WHAT PET SHOULD I GET?

by Dr. Seuss ; illustrated by Dr. Seuss

Pub Date: July 28th, 2015
ISBN: 978-0-553-52426-0
Publisher: Random House

Almost 25 years after the death of the great Dr. Seuss, a new book hits the market.

“We want a pet. / We want a pet. / What kind of pet / should we get?” So begins the narrator and his sister’s visit to a pet store, where they find themselves torn among a bevy of cute, furry creatures including cats, dogs, rabbits, and fish, as well as some “new things.” As presented in the lengthy publisher’s note that follows the story, this newly unearthed picture book likely dates to the late 1950s or early ’60s and has been reconstructed from finished art and multiple iterations of draft revisions. The result is a far more satisfying experience than such other posthumous Seuss publications as Horton and the Kwuggerbug and More Lost Stories (2014) and The Bippolo Seed and Other Lost Stories (2011), which paired more or less finished stories with a few pieces of art. This new-old book presents a complete storyline with a pleasing balance of text and art featuring, on average, one quatrain per page. Unfortunately, it still has a fairly unfinished feel.

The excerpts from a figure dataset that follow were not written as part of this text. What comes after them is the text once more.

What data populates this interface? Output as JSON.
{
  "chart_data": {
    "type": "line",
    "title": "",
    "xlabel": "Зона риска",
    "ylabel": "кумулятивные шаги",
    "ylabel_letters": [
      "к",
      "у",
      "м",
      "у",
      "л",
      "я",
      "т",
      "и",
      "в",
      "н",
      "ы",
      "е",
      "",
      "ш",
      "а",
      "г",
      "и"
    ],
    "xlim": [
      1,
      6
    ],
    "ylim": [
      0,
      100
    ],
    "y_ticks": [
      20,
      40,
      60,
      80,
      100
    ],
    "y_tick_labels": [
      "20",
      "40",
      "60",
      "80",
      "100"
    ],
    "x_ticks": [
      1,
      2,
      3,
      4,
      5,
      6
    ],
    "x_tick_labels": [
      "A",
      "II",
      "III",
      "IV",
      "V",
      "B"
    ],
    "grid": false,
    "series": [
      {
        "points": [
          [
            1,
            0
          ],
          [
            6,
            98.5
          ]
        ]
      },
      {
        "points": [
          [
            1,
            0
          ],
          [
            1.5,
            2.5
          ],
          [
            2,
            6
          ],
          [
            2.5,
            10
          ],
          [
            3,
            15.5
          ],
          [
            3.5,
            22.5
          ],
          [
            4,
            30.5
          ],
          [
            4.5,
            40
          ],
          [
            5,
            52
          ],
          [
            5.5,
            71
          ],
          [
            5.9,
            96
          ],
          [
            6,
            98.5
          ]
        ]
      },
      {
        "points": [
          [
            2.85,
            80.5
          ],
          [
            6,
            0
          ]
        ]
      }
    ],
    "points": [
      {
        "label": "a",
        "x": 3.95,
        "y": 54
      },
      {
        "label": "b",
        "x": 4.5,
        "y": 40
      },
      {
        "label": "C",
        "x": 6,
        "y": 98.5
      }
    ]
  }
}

It’s hard to imagine that the notoriously finicky—admirably so—author would have been entirely happy with the occasionally lackluster and stumbling verse. Moreover, while the illustrations demonstrate an intensifying looniness, progressing from cats and dogs to Seuss’ trademark, unidentifiable rubber-limbed, mop-topped creatures, the text does not keep pace. The “yent” and the “fast kind of thing / who would fly round my head / in a ring on a string” the brother considers feel like first steps toward zaniness rather than a finished artistic vision. The concluding note likewise suffers from a lack of unity, offering an earnest exhortation to eschew pet shops for shelter adoption, a survey of the dogs in Theodor Geisel’s life, and the process art director Cathy Goldsmith followed in turning the newfound manuscript into a book.

Of more lasting interest to scholars than children, this genial pet-shop visit provides a tantalizing glimpse into a master’s artistic process.